Legge Stabilità, governo pone fiducia su maxi-emendamento. Tensione e urla al vertice
Il ministro Franceschini: "Ora verifichiamo la fiducia nell'esecutivo". Il testo ancora non arriva al Senato: contrasti col Pd
Urla, altissima tensione, rinvii. Il sempre più fragile governo Letta si gioca tutto sulla legge di Stabilità e lo scontro sia col Pd sia con il centrodestra (Forza Italia si è chiamata ufficialmente fuori dalla maggioranza, passando all'opposizione) somiglia, più che a un tiraemolla sul merito dei provvedimenti, a una resa dei conti finale.

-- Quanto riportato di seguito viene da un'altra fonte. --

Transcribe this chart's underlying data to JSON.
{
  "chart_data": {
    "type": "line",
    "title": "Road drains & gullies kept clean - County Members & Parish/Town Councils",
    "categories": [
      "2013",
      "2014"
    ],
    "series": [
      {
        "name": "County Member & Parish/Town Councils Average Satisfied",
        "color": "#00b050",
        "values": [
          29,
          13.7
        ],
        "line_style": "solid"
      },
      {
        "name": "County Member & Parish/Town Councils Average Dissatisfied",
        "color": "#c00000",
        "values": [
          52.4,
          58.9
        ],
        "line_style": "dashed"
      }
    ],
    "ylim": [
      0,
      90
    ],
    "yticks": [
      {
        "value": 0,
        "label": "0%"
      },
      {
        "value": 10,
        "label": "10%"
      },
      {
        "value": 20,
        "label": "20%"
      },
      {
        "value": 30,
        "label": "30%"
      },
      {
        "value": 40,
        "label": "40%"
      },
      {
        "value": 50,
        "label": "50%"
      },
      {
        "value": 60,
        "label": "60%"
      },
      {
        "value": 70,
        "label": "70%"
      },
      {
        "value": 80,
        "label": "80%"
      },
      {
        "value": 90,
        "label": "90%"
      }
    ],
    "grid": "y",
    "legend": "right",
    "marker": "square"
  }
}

L'esecutivo, col fiato corto, ha deciso di porre la questione di fiducia sul maxiemendamento, interamente sostitutivo, alla legge di Stabilità. "La questione di fiducia sull'atto più importante che il governo fa - ha ammesso il ministro per i rapporti con il Parlamento Dario Franceschini - è un'occasione di verifica del rapporto fiduciario tra governo e Parlamento". Urla a porte chiuse - Un rapporto fiduciario in crisi anche con l'ala sinistra della maggioranza. A causa delle contestazioni degli esponenti del Pd all'esecutivo, infatti, è slittato l'approdo in Aula al Senato della legge di Stabilità. La seduta doveva riprendere alle 16 ma non è ancora iniziata. Il maxiemendamento del governo, infatti, non è pronto e da circa un'ora è in corso un vertice "ad alta tensione" tra ministri e maggioranza. Alla riunione sono presenti il ministro dell'Economia Fabrizio Saccomanni, il titolare dei Rapporti con il Parlamento Franceschini, il viceministro all'Economia Stefano Fassina, il sottosegretario alla presidenza del Consiglio Giovanni Legnini, il sottosegretario all'Economia Pier Paolo Baretta, il presidente della commissione Bilancio Antonio Azzolini, il senatore Ncd Renato Schifani, i relatori della legge di Stabilità, Antonio D'Alì (Ncd) e Giorgio Santini (Pd). Secondo l'agenzia Agi, nonostante le porte chiuse, si sono sentite distintamente le urla di alcuni partecipanti, segno delle fibrillazioni all'interno della maggioranza e del governo nella stesura del maxiemendamento su cui l'esecutivo ha posto la fiducia.